Lokasi, Waktu Pelaksanaan, Pemateri dan Tujuan Proker
Lokasi Kegiatan:
BUMDes Bhakti Raharjo, Desa Sumberrejo, Kecamatan Paiton, Kabupaten Probolinggo
Waktu Pelaksanaan:
Juli – Agustus 2025 (dalam rangka KKN Mandiri 2 Universitas Muhammadiyah Surabaya)
Obyek Pelaksana:
Workshop Produksi Paving Berbahan Limbah FABA (Fly Ash Bottom Ash) dari PLTU Paiton
Pemateri / Pendamping Teknis:
Tim BUMDes Bhakti Raharjo & Operator Produksi
(TJSL didampingi oleh PLN Peduli dan Danantara Indonesia)
Tujuan Proker:
Mendampingi dan mendokumentasikan proses produksi paving dari FABA, menyusun panduan edukasi untuk operasional workshop, serta membangun sinergi antara mahasiswa, BUMDes, dan masyarakat.

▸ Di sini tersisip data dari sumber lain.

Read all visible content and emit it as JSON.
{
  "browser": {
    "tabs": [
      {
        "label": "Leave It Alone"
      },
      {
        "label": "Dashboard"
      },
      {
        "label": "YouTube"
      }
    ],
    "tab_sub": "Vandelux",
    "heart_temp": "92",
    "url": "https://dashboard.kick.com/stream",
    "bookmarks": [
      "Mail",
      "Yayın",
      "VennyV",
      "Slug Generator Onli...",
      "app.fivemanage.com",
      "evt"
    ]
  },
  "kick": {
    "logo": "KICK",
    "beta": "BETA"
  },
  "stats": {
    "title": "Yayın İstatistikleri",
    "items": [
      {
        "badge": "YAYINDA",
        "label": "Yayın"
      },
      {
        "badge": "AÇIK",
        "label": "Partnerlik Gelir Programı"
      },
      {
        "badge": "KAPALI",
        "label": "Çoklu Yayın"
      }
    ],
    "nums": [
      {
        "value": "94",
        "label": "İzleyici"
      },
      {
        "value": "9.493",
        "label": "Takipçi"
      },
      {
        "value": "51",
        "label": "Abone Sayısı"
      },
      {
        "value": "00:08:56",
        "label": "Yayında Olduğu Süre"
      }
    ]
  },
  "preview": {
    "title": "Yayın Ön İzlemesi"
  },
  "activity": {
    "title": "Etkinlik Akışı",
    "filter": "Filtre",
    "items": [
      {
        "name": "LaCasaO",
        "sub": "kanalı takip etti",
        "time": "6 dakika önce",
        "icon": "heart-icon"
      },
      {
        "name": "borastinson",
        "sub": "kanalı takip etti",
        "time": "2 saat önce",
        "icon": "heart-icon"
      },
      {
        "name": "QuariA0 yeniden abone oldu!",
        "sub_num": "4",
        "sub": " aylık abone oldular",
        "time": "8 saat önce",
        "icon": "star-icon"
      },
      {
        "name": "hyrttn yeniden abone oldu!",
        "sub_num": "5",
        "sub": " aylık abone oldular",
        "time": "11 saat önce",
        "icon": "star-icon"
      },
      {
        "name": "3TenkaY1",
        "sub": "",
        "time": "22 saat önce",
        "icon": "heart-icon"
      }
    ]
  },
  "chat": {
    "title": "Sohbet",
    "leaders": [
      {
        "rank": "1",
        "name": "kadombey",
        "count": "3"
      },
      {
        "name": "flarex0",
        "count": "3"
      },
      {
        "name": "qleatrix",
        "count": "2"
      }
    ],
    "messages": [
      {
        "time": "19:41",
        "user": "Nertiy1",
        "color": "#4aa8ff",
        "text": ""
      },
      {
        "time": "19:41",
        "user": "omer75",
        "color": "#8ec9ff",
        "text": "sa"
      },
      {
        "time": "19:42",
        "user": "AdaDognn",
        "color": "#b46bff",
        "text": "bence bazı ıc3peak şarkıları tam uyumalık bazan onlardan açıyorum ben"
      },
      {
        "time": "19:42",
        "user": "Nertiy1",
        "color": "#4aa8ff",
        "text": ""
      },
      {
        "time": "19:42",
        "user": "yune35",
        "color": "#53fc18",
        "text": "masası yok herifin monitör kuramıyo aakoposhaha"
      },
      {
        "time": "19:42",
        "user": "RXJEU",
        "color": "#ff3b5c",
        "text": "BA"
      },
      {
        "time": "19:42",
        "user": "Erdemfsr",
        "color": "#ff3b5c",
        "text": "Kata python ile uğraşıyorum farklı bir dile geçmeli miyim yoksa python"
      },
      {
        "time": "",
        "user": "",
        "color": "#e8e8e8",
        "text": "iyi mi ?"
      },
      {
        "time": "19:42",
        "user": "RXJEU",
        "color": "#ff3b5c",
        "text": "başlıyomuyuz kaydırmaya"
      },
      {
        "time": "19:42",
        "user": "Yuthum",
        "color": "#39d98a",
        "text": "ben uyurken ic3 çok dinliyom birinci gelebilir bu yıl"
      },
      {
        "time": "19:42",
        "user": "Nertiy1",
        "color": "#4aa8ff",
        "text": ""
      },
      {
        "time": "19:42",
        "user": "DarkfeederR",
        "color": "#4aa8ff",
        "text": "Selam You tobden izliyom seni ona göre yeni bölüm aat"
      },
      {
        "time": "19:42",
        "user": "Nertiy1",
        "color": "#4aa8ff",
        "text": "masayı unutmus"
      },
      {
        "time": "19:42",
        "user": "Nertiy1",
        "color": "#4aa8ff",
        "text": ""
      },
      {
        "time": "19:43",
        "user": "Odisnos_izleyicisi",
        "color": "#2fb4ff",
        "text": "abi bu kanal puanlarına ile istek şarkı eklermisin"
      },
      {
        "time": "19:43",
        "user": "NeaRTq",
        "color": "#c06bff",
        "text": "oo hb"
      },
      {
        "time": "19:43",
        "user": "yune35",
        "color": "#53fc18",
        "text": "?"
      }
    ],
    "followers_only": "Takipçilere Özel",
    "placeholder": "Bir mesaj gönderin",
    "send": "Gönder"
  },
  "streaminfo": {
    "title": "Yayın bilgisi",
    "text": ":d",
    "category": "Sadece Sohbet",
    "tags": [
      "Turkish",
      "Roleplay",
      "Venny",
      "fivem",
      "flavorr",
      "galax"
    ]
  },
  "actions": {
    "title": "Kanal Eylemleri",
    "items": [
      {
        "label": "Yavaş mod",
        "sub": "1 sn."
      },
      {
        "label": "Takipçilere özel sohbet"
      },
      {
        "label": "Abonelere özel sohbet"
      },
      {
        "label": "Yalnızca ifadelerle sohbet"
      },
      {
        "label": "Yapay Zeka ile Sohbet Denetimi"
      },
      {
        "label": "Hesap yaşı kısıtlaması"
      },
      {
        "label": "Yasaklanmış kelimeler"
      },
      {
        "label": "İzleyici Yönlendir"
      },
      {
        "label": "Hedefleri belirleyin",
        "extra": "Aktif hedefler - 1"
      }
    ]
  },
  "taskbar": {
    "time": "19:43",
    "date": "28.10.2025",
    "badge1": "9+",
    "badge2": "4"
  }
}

Proses Pelaksanaan Pembuatan Paving FABA:
Limbah Fly Ash dan Bottom Ash dari PLTU Paiton disaring untuk memisahkan partikel halus dari kerikil atau benda asing.
FABA dicampur dengan semen, pasir, dan sedikit air menggunakan takaran khusus agar menghasilkan campuran homogen.
Campuran dimasukkan ke dalam mesin cetak paving. Mesin akan memadatkan dan membentuk paving sesuai ukuran yang ditentukan.
Paving yang baru dicetak diletakkan di rak susun untuk proses pengeringan alami selama ±24 jam agar tidak retak.
Setelah itu, paving direndam dalam air selama beberapa hari untuk proses curing agar kekuatannya maksimal.
Paving dikeringkan kembali hingga benar-benar siap digunakan atau dipasarkan.